6,2 depremi İstanbullulara ne anlatmak istiyor?
Bakınız kıymetli okurlarım, ülkemizde uzun zamandır basın tarafından yürütülen, iki yüzlülüğü deşifre etmek istiyorum bugün.
Sadece deprem olduğunda ve artçılar devam ettiğinde, günde belki de 5-6 kez aranan, acil canlı yayına alınan hatta sokakta yürürken bile canlı yayına telefonla bağlanan hocalarımızın aslında her birinin mühendis olduğunu ve pek çok çözüm üretebileceklerini görmezden geliyoruz.
Deprem, ülkemizde halen çözüme kavuşmamış en hayati meselelerden biri olmasına rağmen basın ve bu riske 7 gün 24 saat maruz kalan insanlarımızın depreme olan bakış açılarının maalesef çok yanlış oluğunu üzülerek söylemek zorundayım.

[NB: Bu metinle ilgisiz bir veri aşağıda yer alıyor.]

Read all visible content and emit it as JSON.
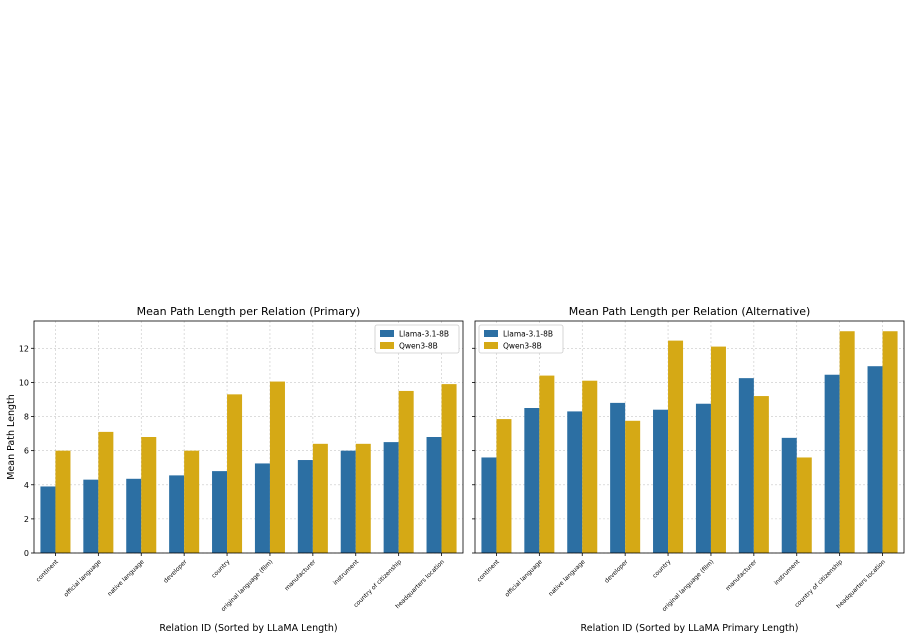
{
  "chart_data": [
    {
      "type": "bar",
      "title": "Mean Path Length per Relation (Primary)",
      "xlabel": "Relation ID (Sorted by LLaMA Length)",
      "ylabel": "Mean Path Length",
      "ylim": [
        0,
        13.6
      ],
      "yticks": [
        0,
        2,
        4,
        6,
        8,
        10,
        12
      ],
      "grid": true,
      "legend_position": "top-right",
      "categories": [
        "continent",
        "official language",
        "native language",
        "developer",
        "country",
        "original language (film)",
        "manufacturer",
        "instrument",
        "country of citizenship",
        "headquarters location"
      ],
      "series": [
        {
          "name": "Llama-3.1-8B",
          "color": "#2c6fa3",
          "values": [
            3.9,
            4.3,
            4.35,
            4.55,
            4.8,
            5.25,
            5.45,
            6.0,
            6.5,
            6.8
          ]
        },
        {
          "name": "Qwen3-8B",
          "color": "#d5a915",
          "values": [
            6.0,
            7.1,
            6.8,
            6.0,
            9.3,
            10.05,
            6.4,
            6.4,
            9.5,
            9.9
          ]
        }
      ]
    },
    {
      "type": "bar",
      "title": "Mean Path Length per Relation (Alternative)",
      "xlabel": "Relation ID (Sorted by LLaMA Primary Length)",
      "ylabel": "",
      "ylim": [
        0,
        13.6
      ],
      "yticks": [
        0,
        2,
        4,
        6,
        8,
        10,
        12
      ],
      "grid": true,
      "legend_position": "top-left",
      "categories": [
        "continent",
        "official language",
        "native language",
        "developer",
        "country",
        "original language (film)",
        "manufacturer",
        "instrument",
        "country of citizenship",
        "headquarters location"
      ],
      "series": [
        {
          "name": "Llama-3.1-8B",
          "color": "#2c6fa3",
          "values": [
            5.6,
            8.5,
            8.3,
            8.8,
            8.4,
            8.75,
            10.25,
            6.75,
            10.45,
            10.95
          ]
        },
        {
          "name": "Qwen3-8B",
          "color": "#d5a915",
          "values": [
            7.85,
            10.4,
            10.1,
            7.75,
            12.45,
            12.1,
            9.2,
            5.6,
            13.0,
            13.0
          ]
        }
      ]
    }
  ]
}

Basın işin sadece magazin ve reyting kısmında iken sokakta yaşam mücadelesini sürdürmek zorunda olan, evi riskli ve dar gelirli vatandaşlarımız sadece depremin oluş zamanına odaklanarak sanki depremin saatini dakikasını bilirse dışarıda bekleyip sonrasında deprem bitince evine dönüp hayatına kaldığı yerden devam edecekmiş gibi düşünüyor. Oysa beklediği deprem olduğunda evi ya çok ağır hasar alacak ya da yıkılacak kısacası deprem bittiğinde artık gidecek bir evi de kalmayacak.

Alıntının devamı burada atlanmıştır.